Nadal still has his work cut out for him, though. The company just reported third-quarter profit of $1.5 million, or 7 cents a share, when investors were expecting 10 cents a share. “He needs to get some traction to show this model can make money,” says Bob Leshchyshen, an analyst at Northern Securities.

MDC’s results have been impacted by its corporate divestitures and restructuring. However, in MDC’s marketing-communications segment, revenue in 2003 rose 13 percent to $194 million, with operating income up 32 percent to $29 million. MDC made no acquisitions that year. “We don’t get enough credit for our organic growth,” Nadal grumbles.

It’s that growth, coupled with MDC’s continued emphasis on acquisitions, that Nadal hopes will land him in the big leagues.

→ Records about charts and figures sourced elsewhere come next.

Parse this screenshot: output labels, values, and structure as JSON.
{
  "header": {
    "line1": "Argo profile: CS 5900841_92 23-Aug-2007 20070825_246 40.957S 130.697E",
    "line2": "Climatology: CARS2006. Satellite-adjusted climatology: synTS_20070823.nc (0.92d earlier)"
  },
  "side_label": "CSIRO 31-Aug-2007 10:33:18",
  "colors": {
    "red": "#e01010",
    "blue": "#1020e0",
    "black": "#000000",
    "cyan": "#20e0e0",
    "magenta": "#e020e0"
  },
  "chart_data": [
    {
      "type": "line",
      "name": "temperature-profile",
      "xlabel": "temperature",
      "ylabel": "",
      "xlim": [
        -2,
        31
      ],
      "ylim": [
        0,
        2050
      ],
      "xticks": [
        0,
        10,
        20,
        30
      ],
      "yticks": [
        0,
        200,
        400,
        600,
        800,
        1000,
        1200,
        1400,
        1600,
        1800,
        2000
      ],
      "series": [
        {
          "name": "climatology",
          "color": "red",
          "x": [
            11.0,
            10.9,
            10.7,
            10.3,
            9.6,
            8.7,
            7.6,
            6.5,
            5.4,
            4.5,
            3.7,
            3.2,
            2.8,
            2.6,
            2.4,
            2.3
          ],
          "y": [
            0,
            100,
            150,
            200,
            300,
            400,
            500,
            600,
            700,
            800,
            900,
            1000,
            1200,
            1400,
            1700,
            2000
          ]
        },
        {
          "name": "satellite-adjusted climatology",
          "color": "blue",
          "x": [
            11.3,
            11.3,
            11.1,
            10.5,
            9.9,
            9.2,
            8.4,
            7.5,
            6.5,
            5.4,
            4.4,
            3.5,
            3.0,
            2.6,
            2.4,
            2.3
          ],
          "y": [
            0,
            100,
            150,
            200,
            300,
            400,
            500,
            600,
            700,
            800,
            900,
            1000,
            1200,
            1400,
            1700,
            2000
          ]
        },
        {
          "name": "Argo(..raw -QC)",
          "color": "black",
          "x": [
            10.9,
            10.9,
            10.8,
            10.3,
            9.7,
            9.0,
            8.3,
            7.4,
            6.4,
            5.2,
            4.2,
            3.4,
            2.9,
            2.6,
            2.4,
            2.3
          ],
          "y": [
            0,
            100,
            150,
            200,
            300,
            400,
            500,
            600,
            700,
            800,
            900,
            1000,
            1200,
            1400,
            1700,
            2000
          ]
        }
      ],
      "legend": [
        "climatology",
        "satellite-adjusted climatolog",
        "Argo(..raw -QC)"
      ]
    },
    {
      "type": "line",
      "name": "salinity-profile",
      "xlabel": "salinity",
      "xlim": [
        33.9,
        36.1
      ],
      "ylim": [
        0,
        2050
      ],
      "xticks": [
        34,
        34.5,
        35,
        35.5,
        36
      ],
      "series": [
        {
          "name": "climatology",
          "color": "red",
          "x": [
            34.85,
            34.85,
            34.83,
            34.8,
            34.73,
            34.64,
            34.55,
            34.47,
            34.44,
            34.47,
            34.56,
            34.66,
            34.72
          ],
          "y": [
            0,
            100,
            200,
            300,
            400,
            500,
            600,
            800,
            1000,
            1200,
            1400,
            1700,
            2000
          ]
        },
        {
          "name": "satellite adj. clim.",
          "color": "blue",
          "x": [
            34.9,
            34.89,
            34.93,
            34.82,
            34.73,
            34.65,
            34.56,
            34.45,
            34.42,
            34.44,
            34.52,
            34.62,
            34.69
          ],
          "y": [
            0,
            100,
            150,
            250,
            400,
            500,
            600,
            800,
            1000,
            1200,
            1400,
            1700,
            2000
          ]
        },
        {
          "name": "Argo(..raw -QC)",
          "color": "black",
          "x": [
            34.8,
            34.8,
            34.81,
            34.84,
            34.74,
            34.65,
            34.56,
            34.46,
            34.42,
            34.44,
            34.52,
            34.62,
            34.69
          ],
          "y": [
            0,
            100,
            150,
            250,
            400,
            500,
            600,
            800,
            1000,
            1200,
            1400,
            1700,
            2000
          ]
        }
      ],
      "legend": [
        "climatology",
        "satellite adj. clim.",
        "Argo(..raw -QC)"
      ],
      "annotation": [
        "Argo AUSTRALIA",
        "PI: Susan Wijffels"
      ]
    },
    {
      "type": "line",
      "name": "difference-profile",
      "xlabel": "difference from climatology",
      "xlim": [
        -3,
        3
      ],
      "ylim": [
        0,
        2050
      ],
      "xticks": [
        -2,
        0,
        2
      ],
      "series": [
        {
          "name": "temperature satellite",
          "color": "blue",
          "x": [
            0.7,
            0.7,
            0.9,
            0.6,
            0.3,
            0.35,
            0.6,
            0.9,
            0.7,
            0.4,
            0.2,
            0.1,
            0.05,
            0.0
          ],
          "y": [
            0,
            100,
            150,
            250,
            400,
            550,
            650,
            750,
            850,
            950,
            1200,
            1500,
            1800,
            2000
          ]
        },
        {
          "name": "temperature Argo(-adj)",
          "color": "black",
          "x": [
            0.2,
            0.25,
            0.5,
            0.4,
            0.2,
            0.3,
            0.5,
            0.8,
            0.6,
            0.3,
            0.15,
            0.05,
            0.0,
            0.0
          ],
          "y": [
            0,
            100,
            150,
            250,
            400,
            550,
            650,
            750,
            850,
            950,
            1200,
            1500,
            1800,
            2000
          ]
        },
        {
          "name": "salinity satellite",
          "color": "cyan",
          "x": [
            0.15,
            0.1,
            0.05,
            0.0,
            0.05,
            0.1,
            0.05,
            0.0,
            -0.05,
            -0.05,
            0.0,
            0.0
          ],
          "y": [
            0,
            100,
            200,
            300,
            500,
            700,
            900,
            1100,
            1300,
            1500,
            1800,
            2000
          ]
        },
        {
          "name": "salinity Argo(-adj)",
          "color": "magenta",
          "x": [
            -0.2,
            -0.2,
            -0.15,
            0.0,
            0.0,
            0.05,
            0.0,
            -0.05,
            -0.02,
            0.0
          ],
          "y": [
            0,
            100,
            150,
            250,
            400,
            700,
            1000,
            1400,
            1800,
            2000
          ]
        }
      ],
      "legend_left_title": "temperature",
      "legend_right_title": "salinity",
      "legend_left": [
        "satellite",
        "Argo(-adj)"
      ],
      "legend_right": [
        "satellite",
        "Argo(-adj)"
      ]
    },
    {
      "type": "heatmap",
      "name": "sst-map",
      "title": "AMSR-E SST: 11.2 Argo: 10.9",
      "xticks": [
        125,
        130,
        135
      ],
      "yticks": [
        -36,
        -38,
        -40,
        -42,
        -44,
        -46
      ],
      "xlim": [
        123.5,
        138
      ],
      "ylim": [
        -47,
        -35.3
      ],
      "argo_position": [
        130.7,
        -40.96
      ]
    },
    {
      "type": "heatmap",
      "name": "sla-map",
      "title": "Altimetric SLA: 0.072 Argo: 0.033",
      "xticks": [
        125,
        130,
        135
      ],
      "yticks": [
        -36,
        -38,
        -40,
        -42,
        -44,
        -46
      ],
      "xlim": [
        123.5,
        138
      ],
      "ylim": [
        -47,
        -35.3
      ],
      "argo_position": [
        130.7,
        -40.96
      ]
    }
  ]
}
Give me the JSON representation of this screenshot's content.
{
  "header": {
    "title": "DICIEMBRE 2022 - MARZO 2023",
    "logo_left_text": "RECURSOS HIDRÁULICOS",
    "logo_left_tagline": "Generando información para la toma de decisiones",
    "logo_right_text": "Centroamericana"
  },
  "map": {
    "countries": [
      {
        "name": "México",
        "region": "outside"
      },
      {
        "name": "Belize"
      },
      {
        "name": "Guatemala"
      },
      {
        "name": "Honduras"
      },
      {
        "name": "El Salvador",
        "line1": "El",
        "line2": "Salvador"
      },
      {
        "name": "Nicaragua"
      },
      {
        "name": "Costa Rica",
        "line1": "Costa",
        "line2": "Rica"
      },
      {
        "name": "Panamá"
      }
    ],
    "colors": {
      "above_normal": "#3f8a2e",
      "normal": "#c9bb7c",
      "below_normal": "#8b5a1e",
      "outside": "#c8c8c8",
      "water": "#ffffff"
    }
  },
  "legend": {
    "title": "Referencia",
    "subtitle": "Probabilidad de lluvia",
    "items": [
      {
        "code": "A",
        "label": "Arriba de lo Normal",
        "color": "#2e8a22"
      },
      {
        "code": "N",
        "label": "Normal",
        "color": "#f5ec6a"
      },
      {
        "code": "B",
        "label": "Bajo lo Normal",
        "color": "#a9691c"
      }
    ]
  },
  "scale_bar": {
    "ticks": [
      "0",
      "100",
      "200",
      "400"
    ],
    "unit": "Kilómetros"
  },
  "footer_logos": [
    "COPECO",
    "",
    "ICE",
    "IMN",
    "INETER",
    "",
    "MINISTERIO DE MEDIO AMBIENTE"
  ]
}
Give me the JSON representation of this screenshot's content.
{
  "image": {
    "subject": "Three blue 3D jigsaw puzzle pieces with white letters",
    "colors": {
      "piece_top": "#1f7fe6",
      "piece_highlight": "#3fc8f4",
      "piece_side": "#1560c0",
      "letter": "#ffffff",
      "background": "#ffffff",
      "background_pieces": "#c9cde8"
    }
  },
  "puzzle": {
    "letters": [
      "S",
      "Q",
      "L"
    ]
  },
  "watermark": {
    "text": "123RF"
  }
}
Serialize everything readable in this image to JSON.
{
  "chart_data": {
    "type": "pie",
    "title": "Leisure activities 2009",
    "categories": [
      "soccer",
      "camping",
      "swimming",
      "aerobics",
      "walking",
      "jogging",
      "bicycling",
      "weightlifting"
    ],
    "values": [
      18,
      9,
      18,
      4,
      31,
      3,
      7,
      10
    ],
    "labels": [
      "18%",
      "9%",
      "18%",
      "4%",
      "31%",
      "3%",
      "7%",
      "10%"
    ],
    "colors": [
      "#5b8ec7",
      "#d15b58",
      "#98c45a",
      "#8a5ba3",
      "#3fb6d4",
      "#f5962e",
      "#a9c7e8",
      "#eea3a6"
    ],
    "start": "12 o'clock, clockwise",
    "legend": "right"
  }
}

Whether he can do it remains to be seen, but this year has nonetheless marked another kind of milestone.

“If you’re not going to be the biggest holding company, you’ve got to be different, better,” says KB+P’s Bond. “We were important to MDC. Before, when it was just Crispin Porter, [MDC’s success in attracting talent] was like an accident. Now, with us, it’s a pattern. He’s buying people everyone wants to buy but who don’t want to sell. Miles’ strategy is becoming apparent.”